Scientific Data Systems

Scientific Data Systems was a computer company started in 1961 by Max Palevsky, a veteran of Packard-Bell and Bendix. SDS was an early adopter of integrated circuits in computer design and the first to employ silicon transistors. The company concentrated on larger scientific workload focused machines and sold many machines to NASA during the Space Race. Most machines were both fast and relatively low priced. The company was sold to Xerox in 1969, but mismanagement and dwindling sales (in part due to the end of the Space Race) caused Xerox to close the division in 1975 at a loss of hundreds of millions of dollars.

Scientific Data Systems was one of the eight major computer companies (with IBM - the largest, Burroughs, Control Data Corporation, General Electric, Honeywell, RCA and UNIVAC) through most of the 1960s.

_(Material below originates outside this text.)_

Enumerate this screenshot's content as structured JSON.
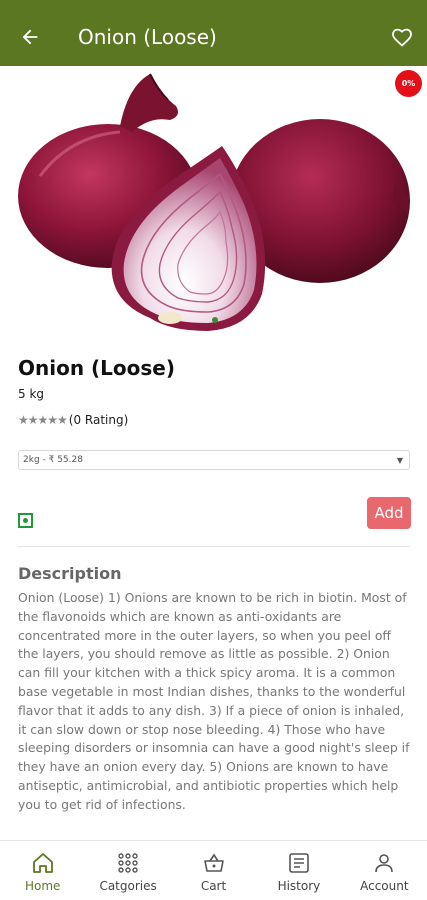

Some successful SDS machines:

In 1979 Jack Mitchell and Henry Harold, former SDS engineers, along with some other ex-SDS people re-started the company along with some funding from Max Palevsky. They introduced a microprocessor based computer called the SDS 420. It was based upon a 6502 based processor and had up to 256KB of memory and a proprietery OS and the BASIC language. The 420 Series had little to do with scientific computing and more with word processing and business services. The second incarnation failed and SDS was out of business in 1984.